How relevant are these studies of sdOCT identification of RNFL thinning in an animal model of PMD to what has been reported in MS? A recent study on the retina of a murine model of PMD (the
jimpy mouse) showed that the structure of the retina is normal at 22 days of age despite severe dysmyelination of the optic nerve though no loss of axons.
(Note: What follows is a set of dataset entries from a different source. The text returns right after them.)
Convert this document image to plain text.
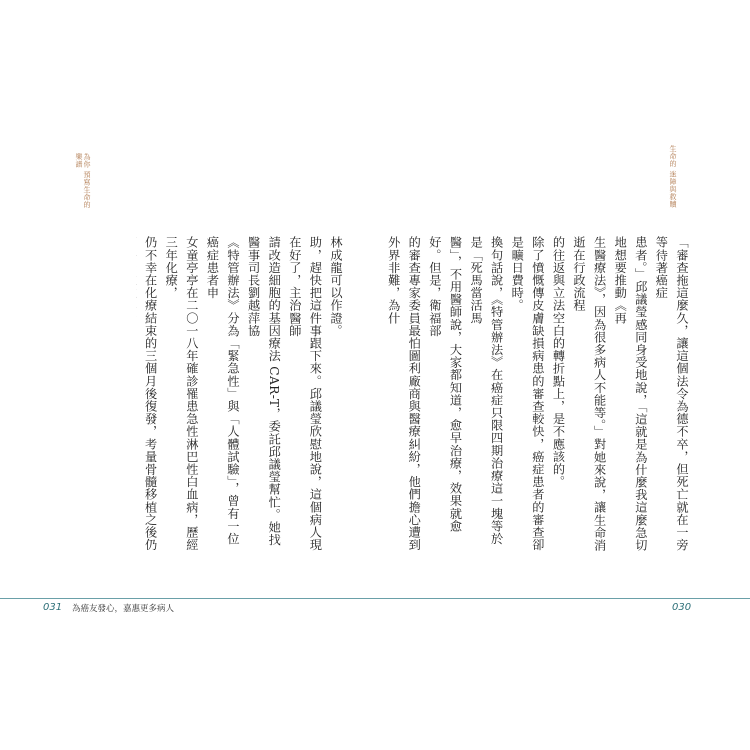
為你 預寫生命的 樂譜
林成龍可以作證。
助，趕快把這件事跟下來。邱議瑩欣慰地說，這個病人現在好了，主治醫師
請改造細胞的基因療法 CAR-T，委託邱議瑩幫忙。她找醫事司長劉越萍協
《特管辦法》分為「緊急性」與「人體試驗」，曾有一位癌症患者申
女童亭亭在二〇一八年確診罹患急性淋巴性白血病，歷經三年化療，
仍不幸在化療結束的三個月後復發，考量骨髓移植之後仍

031 為癌友發心，嘉惠更多病人
生命的 迷障與救贖
「審查拖這麼久，讓這個法令為德不卒，但死亡就在一旁等待著癌症
患者。」邱議瑩感同身受地說，「這就是為什麼我這麼急切地想要推動《再
生醫療法》，因為很多病人不能等。」對她來說，讓生命消逝在行政流程
的往返與立法空白的轉折點上，是不應該的。
除了憤慨傳皮膚缺損病患的審查較快，癌症患者的審查卻是曠日費時。
換句話說，《特管辦法》在癌症只限四期治療這一塊等於是「死馬當活馬
醫」，不用醫師說，大家都知道，愈早治療，效果就愈好。但是，衛福部
的審查專家委員最怕圖利廠商與醫療糾紛，他們擔心遭到外界非難，為什

030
55 The optic nerves in the
shp show a clear loss of axons that appears to increase in time. The earliest evidence of axon degeneration was noted at 4 months, though notable areas of axon loss and gliosis were not apparent until much later (two or more years). We propose that this chronic loss of axons may resemble what happens in progressive MS, either primary or secondary, at least in a background of unensheathed axons with no or minimal inflammation.
56 There is no evidence of inflammation in the
shp optic nerves, brain, and spinal cord
16 and, more recently, an exploration of differential gene expression in the spinal cord using RNAseq has shown no evidence of an increase in expression of inflammatory molecules (Duncan and Svaren, unpublished data). It is not known why optic nerve axons degenerate in this model, unlike axons in the brain and spinal cord that appear relatively well preserved.
16 Perhaps the chronic lack of myelin insulation results in axon death due to a lack of growth factors, similar to what has been proposed to occur in chronic MS plaques
56,57 and that this risk is greater for some reason in the optic nerve. Certainly, there are clear axon–glial–myelin sheath interactions that are required for long-term axon survival.
58–60 Despite the fact that the relationship between optic nerve damage and RNFL thinning has been demonstrated in animal models of experimental glaucoma,
9,10 the cellular mechanisms involved in this process are poorly understood. The
shp model replicates what occurs following chronic myelin loss or absence and, hence, better matches what happens in MS.